最初のお産の時の状態を記憶した子宮や産道の細胞は、次のお産の時に「ああ、そうだったね」と思い出し、すみやかに伸びて広がる。だから経産婦はお産が速いのよ。
で、会陰のキズの話に戻る。
会陰は発露になってから赤ちゃんの頭に押されて物理的に伸ばされていく。
細胞は経験しないことは記憶もしない。多少は「伸びました~」という記憶がなければ次も伸びにくいわね。
それと伸びるということは薄くなるという事。ピザ作ったことある?ピザ台伸ばすと薄くなるよね?あんな感じ。
発露ですぐ会陰切開入れるのは、まだ分厚く硬い時に切るという事(ステーキ肉と薄切り肉を切るの違い。例えが悪かったらゴメン!)

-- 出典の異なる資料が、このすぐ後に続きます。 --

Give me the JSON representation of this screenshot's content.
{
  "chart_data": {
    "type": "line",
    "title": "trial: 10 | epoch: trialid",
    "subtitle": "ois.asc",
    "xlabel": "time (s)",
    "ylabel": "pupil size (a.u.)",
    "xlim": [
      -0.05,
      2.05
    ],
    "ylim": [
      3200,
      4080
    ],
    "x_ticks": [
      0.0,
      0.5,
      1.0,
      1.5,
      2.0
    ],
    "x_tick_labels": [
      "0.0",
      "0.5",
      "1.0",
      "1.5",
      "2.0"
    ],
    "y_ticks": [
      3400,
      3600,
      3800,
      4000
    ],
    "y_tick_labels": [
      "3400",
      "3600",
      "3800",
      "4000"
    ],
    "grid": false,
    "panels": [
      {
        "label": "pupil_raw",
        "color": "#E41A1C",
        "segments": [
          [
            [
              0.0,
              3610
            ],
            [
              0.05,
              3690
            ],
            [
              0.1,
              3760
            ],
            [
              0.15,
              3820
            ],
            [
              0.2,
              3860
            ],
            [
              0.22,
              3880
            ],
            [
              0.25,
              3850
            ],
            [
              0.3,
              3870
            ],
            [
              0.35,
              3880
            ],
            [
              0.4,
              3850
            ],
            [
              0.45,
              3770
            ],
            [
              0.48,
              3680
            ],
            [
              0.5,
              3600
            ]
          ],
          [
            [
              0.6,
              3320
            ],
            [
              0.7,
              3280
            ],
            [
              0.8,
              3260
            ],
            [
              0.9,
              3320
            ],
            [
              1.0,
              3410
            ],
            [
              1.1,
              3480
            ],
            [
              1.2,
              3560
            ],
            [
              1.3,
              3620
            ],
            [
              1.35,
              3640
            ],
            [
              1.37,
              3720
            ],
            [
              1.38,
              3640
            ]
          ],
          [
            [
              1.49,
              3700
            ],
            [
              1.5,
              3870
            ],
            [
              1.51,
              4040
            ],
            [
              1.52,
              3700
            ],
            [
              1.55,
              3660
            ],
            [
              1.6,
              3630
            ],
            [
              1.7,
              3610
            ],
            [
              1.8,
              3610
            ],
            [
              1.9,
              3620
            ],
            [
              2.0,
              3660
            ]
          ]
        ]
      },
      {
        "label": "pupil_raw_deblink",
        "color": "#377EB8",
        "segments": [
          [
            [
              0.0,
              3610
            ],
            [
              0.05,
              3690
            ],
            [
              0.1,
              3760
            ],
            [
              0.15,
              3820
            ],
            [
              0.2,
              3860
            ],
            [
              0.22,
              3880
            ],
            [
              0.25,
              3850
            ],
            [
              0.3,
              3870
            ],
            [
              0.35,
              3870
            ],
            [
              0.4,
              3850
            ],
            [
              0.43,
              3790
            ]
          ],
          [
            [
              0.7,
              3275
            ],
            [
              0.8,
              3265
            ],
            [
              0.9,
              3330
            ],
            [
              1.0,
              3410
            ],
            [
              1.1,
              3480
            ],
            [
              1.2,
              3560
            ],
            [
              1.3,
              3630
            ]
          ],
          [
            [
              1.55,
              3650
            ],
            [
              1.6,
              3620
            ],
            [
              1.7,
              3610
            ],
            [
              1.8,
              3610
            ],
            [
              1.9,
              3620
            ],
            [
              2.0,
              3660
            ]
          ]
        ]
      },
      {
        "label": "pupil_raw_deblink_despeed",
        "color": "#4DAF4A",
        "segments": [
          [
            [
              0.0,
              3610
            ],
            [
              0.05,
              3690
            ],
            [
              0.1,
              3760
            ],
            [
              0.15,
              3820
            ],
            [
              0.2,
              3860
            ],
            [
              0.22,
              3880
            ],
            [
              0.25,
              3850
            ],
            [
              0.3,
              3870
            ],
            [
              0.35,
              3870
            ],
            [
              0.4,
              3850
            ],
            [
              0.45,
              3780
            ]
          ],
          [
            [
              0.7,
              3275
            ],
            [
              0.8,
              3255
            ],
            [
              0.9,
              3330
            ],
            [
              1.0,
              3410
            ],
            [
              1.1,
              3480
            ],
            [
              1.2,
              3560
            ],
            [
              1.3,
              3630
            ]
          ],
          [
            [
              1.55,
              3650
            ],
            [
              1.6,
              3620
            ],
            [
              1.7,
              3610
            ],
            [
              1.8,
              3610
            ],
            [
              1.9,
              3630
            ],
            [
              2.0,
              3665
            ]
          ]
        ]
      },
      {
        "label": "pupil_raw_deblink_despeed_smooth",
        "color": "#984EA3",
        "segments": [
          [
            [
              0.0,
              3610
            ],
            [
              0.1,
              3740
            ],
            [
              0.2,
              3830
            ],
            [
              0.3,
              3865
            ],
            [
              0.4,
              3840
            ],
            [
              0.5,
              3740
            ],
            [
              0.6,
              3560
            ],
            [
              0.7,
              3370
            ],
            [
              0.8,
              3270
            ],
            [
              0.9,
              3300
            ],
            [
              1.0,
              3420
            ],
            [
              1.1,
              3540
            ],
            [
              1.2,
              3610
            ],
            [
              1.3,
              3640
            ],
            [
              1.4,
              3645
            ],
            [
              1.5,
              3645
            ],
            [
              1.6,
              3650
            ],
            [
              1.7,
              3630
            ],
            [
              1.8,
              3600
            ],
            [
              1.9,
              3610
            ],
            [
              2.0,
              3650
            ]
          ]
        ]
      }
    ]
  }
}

キズ縫うのに時間かかるし産後も痛い。次のお産も伸びにくい。
「わかったわ。じゃあ自然裂傷がいいのね。」
すみません、やっぱりケースバイケースなんです。
たしかに自然裂傷にしたら一番薄いところ(出口の薄さは360度均一ではない)にキズが入る。キズは浅いぞ!である。ただそこは肛門方向になる可能性が高い。オシリまで切れるリスクがある(リスクだからね!赤ちゃんが大きいとねー…。)
そしてギザギザに切れるリスクも(あくまでリスクです!)
なのでどこまで伸ばすか、会陰切開を入れた方がいいかどうか、(医師に)入れてもらうのならいつか、を判断するのが助産師の仕事なのだ。
もちろん赤ちゃんの命が‥!の時はどんな手を使っても一刻も早く出すので、今までの話は全部忘れてね、となるが。
わお!赤ちゃん生まれる所までたどり着けなかった。すみません。
次回こそ! それではこれでごめんなさいませ。